Tuesday, April 21, 2009

Yet Another World’s Worst Mother Award for Me

Listening to: Aerosmith - Sing With Me
Mood: Crack head type awake

Hope you like the design changes that I just did. I thought it was about time to play around with blogger’s features a bit. The couch image is a bit self explanatory. My couches are this brick red color, so I thought it fit.

It’s a bit more than a little ironic that I posted yesterday about magnet hands. As I was doing laundry in the evening, I noticed that our laundry card had gone missing. Our washers and driers use a credit card type card that you re-monetize at a machine and then insert into the machine to use. I was sure that I put it on our craft table along with the detergent, as I usually do. When I went to get it, it was missing and because my eldest daughter was using that table, I assumed that she had moved it. Now keeping my previous post in mind, this wasn’t an idiotic assumption. Well, I got after her about it quite a bit. She didn’t deny it, but she didn’t admit it either. I couldn’t find it for anything and just got more annoyed as time went on.

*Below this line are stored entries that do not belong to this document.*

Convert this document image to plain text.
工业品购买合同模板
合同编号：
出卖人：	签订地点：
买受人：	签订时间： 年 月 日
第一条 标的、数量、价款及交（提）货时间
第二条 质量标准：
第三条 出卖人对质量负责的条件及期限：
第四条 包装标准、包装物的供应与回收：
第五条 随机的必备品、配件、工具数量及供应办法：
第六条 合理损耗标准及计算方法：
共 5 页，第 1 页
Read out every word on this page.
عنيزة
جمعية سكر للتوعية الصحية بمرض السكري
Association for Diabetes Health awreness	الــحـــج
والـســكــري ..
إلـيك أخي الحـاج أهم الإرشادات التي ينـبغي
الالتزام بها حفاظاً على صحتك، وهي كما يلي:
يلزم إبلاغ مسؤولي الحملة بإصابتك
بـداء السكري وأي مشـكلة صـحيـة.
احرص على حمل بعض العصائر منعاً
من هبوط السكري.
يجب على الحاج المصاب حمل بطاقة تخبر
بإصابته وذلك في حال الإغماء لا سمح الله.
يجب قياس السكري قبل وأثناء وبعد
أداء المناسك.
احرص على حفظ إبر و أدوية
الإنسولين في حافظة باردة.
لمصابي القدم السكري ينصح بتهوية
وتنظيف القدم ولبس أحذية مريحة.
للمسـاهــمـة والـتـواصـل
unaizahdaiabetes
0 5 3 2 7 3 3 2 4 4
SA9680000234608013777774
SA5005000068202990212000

After the kids went to bed, our house got cold and I threw on my favorite black Dickies sweatshirt. I had it on earlier, but gave it no thought when I took it off. I reached my hands into my pocket, and guess what I found. Yep. So I basically felt like an asshat jerk for getting after my daughter when it was completely my fault. You should have seen her face this morning when I apologized to her and explained what happened. It was that “I told you I didn’t do it you silly heffer!” look. Sigh.

I know every parent wins one of these awards at some point in time, but it doesn’t help you feel less like a prick.